A deep dive into designing and deploying a scalable microservices system using Python, Node.js, SQL Server, and Docker.

How I Built a Scalable Microservices Architecture for a Real-World Web App

When I started migrating a monolithic system into a microservices architecture, the mission was simple: make the system easier to scale, easier to deploy, and easier to extend—without breaking the entire application every time a feature changed.
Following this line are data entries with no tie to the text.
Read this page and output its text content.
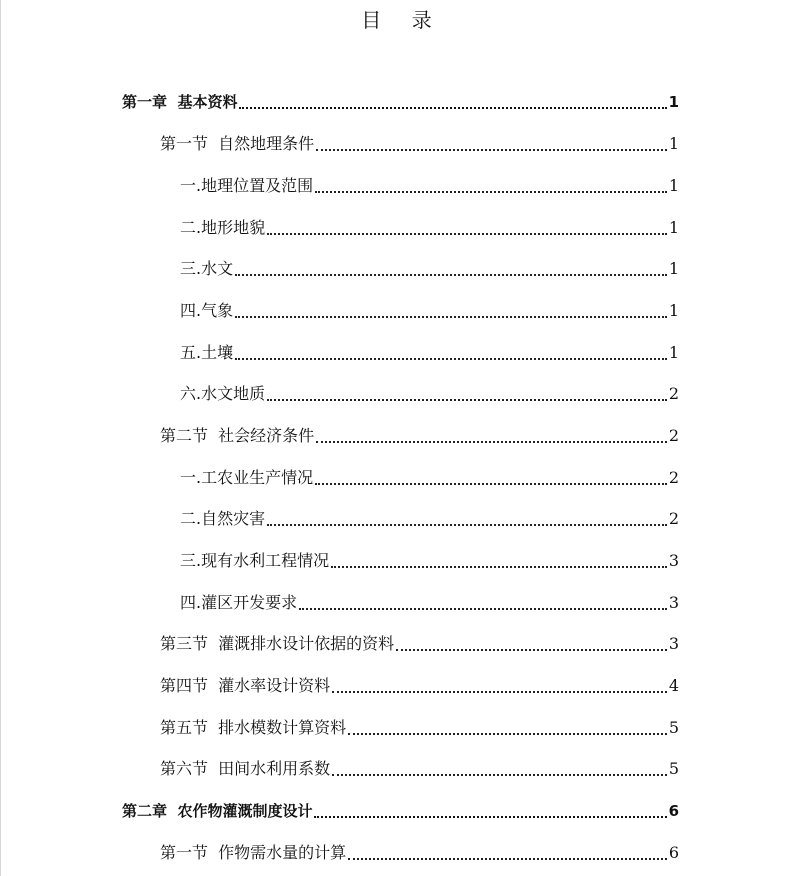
目    录
第一章  基本资料	1
第一节  自然地理条件	1
一.地理位置及范围	1
二.地形地貌	1
三.水文	1
四.气象	1
五.土壤	1
六.水文地质	2
第二节  社会经济条件	2
一.工农业生产情况	2
二.自然灾害	2
三.现有水利工程情况	3
四.灌区开发要求	3
第三节  灌溉排水设计依据的资料	3
第四节  灌水率设计资料	4
第五节  排水模数计算资料	5
第六节  田间水利用系数	5
第二章  农作物灌溉制度设计	6
第一节  作物需水量的计算	6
This post explains how I designed the architecture, structured each service, added communication between them, and deployed everything in containers.


Why I Chose Microservices

The old system had several limitations:

  • A single codebase doing everything
  • One broken module could break the whole system
  • No way to scale individual features
  • Deployments were slow and risky
  • Developers constantly conflicted inside the same repo

Splitting the system into domain‑driven #microservices immediately solved these issues.
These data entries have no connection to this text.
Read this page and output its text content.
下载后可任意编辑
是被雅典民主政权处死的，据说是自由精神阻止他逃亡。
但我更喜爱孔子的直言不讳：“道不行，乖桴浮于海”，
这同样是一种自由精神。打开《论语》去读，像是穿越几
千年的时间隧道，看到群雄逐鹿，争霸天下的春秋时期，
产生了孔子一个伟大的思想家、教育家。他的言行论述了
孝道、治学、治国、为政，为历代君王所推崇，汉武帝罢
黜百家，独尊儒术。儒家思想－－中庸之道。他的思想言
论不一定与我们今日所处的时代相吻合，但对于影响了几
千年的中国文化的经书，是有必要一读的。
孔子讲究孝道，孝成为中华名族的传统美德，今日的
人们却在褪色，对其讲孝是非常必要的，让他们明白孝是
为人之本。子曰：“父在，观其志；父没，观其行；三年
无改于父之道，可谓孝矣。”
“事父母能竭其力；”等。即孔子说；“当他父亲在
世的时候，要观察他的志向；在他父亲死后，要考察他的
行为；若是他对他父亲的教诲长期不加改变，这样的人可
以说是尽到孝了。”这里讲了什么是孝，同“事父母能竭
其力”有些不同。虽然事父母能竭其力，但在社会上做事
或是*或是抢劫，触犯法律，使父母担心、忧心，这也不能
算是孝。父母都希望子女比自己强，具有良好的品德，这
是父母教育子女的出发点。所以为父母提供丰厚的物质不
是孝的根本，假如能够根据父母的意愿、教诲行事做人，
High-Level Architecture Overview

Each service handles one specific function:

  • Auth Service — users, sessions, tokens
  • Data Service — SQL Server operations
  • Search Service — indexing and fast queries
  • File Service — file uploads/processing
  • Gateway — routing, authentication
  • Frontend — React / Astro
┌──────────────────────┐
│      Frontend        │
└───────────┬──────────┘


┌──────────────────────┐
│     API Gateway      │
└─┬───────┬───────┬────┘
  │       │       │
  ▼       ▼       ▼
 Auth   Data   Search   File

The gateway receives all client requests, checks authentication, and forwards requests to the correct microservice.


Microservice Example: Python (Auth)

Here’s the structure I use for #Python services:

service-auth/

├── app/
│   ├── main.py
│   ├── routes/
│   │   ├── login.py
│   │   └── register.py
│   ├── models/
│   │   └── user.py
│   ├── core/
│   │   ├── database.py
│   │   └── security.py
│   └── utils/
│       └── token.py

├── requirements.txt
├── Dockerfile
└── config.yaml

A simple FastAPI endpoint:

from fastapi import FastAPI, HTTPException
from utils.token import create_token

app = FastAPI()

@app.post("/login")
def login(username: str, password: str):
    if username != "admin":
        raise HTTPException(status_code=401, detail="Invalid credentials")
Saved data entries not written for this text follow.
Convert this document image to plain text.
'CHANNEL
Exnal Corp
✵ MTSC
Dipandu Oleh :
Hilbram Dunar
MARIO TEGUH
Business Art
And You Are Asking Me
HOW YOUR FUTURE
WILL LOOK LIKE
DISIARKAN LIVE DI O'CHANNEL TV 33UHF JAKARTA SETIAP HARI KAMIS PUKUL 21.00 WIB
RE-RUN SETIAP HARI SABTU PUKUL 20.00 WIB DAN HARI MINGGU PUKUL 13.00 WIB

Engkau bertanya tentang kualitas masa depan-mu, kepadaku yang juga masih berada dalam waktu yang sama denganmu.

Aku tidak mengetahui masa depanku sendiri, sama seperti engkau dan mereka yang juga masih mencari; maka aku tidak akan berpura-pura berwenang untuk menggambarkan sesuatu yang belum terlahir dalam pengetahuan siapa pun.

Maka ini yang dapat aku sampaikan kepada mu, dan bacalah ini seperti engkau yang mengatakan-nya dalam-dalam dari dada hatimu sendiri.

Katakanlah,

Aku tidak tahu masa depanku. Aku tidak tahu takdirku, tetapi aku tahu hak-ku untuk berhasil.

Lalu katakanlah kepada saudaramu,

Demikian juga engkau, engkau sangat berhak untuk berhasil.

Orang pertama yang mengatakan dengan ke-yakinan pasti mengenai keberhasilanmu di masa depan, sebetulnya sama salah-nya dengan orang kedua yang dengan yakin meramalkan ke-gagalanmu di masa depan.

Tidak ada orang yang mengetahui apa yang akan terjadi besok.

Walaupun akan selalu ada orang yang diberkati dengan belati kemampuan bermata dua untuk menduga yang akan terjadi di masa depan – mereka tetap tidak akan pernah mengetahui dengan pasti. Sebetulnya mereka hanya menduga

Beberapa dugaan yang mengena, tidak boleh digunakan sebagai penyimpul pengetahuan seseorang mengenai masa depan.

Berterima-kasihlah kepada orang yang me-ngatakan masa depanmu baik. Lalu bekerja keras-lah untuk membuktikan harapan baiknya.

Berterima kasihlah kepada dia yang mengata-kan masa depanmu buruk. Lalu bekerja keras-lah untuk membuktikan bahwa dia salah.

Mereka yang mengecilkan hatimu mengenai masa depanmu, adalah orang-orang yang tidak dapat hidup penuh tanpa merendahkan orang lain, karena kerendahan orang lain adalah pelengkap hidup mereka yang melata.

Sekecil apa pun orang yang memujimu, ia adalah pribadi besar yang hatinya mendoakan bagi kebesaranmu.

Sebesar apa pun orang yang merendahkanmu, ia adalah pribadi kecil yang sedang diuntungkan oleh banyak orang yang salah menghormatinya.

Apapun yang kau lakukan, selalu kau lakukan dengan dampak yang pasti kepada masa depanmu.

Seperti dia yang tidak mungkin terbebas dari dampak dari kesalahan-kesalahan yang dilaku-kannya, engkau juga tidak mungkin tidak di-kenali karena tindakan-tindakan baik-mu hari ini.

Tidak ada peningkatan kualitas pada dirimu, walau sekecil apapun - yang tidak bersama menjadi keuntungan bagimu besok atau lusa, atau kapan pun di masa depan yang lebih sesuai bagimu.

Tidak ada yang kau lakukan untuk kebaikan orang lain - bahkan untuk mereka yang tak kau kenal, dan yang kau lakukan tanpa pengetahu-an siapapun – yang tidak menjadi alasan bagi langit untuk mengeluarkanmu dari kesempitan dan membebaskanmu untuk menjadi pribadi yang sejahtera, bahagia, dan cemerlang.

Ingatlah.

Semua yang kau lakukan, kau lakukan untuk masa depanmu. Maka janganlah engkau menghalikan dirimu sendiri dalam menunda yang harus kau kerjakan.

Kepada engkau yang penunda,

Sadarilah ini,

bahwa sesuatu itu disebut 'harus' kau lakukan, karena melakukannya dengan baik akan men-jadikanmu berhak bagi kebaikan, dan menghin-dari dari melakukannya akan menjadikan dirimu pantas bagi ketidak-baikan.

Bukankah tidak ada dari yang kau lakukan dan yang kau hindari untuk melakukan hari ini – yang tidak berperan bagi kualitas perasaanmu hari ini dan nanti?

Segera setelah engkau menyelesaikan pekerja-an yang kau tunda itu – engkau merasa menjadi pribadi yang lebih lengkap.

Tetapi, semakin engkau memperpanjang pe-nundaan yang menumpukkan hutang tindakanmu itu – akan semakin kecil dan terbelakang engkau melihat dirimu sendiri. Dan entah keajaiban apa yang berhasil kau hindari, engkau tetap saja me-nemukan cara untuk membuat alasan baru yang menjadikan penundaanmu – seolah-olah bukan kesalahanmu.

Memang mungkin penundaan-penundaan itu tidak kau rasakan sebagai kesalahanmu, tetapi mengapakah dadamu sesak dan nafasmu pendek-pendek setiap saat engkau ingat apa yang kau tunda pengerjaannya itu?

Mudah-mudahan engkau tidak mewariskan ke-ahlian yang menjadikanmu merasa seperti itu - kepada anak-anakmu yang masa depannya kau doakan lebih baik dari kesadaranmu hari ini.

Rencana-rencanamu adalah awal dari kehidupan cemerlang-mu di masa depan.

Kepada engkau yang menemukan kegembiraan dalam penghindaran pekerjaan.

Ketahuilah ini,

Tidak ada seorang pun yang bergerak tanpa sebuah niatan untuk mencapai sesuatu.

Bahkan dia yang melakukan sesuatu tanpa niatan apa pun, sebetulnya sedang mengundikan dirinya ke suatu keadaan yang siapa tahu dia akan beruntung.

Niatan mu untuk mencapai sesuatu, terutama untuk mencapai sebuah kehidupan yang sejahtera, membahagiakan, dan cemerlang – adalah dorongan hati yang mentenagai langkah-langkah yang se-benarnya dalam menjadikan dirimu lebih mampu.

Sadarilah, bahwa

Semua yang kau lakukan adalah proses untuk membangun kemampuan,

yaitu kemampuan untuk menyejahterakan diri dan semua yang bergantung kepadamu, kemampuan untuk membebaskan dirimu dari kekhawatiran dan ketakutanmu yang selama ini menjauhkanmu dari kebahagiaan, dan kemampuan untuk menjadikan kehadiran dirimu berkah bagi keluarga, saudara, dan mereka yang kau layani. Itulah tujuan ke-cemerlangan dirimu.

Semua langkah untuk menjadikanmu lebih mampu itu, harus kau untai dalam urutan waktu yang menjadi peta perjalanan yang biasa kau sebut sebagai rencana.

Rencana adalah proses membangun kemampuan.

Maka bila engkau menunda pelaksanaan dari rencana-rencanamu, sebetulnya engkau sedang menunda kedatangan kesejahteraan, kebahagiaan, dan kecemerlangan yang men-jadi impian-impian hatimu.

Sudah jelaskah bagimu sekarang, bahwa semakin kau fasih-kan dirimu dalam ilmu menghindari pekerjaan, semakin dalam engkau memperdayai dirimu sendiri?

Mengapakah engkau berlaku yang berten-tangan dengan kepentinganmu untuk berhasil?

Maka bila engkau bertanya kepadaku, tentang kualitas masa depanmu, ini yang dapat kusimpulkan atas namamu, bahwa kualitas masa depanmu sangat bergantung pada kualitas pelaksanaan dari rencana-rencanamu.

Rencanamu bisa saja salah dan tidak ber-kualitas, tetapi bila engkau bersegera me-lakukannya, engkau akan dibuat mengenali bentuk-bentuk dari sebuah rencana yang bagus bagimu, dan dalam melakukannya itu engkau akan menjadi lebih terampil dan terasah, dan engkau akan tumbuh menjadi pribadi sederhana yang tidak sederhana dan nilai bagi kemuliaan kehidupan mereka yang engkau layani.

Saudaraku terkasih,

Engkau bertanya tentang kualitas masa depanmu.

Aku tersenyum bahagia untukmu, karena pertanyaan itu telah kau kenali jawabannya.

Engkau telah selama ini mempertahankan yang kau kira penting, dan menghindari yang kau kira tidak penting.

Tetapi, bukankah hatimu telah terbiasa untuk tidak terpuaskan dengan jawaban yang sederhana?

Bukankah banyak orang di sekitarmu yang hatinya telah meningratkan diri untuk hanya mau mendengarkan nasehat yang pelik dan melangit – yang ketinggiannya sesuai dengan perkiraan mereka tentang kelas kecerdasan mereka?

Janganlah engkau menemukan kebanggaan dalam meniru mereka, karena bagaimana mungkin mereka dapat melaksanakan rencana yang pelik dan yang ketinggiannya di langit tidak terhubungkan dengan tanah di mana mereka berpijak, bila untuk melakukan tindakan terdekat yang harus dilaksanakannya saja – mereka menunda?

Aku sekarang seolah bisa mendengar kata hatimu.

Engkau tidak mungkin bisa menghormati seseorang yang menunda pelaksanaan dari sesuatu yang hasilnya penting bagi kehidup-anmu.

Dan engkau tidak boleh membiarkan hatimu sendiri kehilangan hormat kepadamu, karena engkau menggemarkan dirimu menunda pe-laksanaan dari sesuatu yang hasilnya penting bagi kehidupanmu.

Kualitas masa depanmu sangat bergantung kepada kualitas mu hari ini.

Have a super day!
    return {"token": create_token(username)}

Dockerizing the Microservice

Each service runs in its own container using #Docker:

FROM python:3.11

WORKDIR /app

COPY requirements.txt .
RUN pip install -r requirements.txt

COPY . .

CMD ["uvicorn", "app.main:app", "--host", "0.0.0.0", "--port", "8000"]

Then orchestrated using Docker Compose:

version: "3.8"

services:
  gateway:
    build: ./gateway
    ports:
      - "3000:3000"

  auth:
    build: ./service-auth
    environment:
      - DB_HOST=db
    depends_on:
      - db

  db:
    image: mcr.microsoft.com/mssql/server:2022-latest
    environment:
      SA_PASSWORD: "StrongPassword1!"
      ACCEPT_EULA: "Y"

Start everything:

docker compose up -d

Data Layer with SQL Server (Node.js)

The data service exposes #SQLServer through a clean, typed API using #NodeJS:

import sql from "mssql";

export async function getUser(id) {
  const pool = await sql.connect(process.env.SQL_CONNECTION);

  const result = await pool
    .request()
    .input("id", sql.Int, id)
    .query("SELECT * FROM Users WHERE id = @id");

  return result.recordset[0];
}

Service‑to‑Service Communication (Queues)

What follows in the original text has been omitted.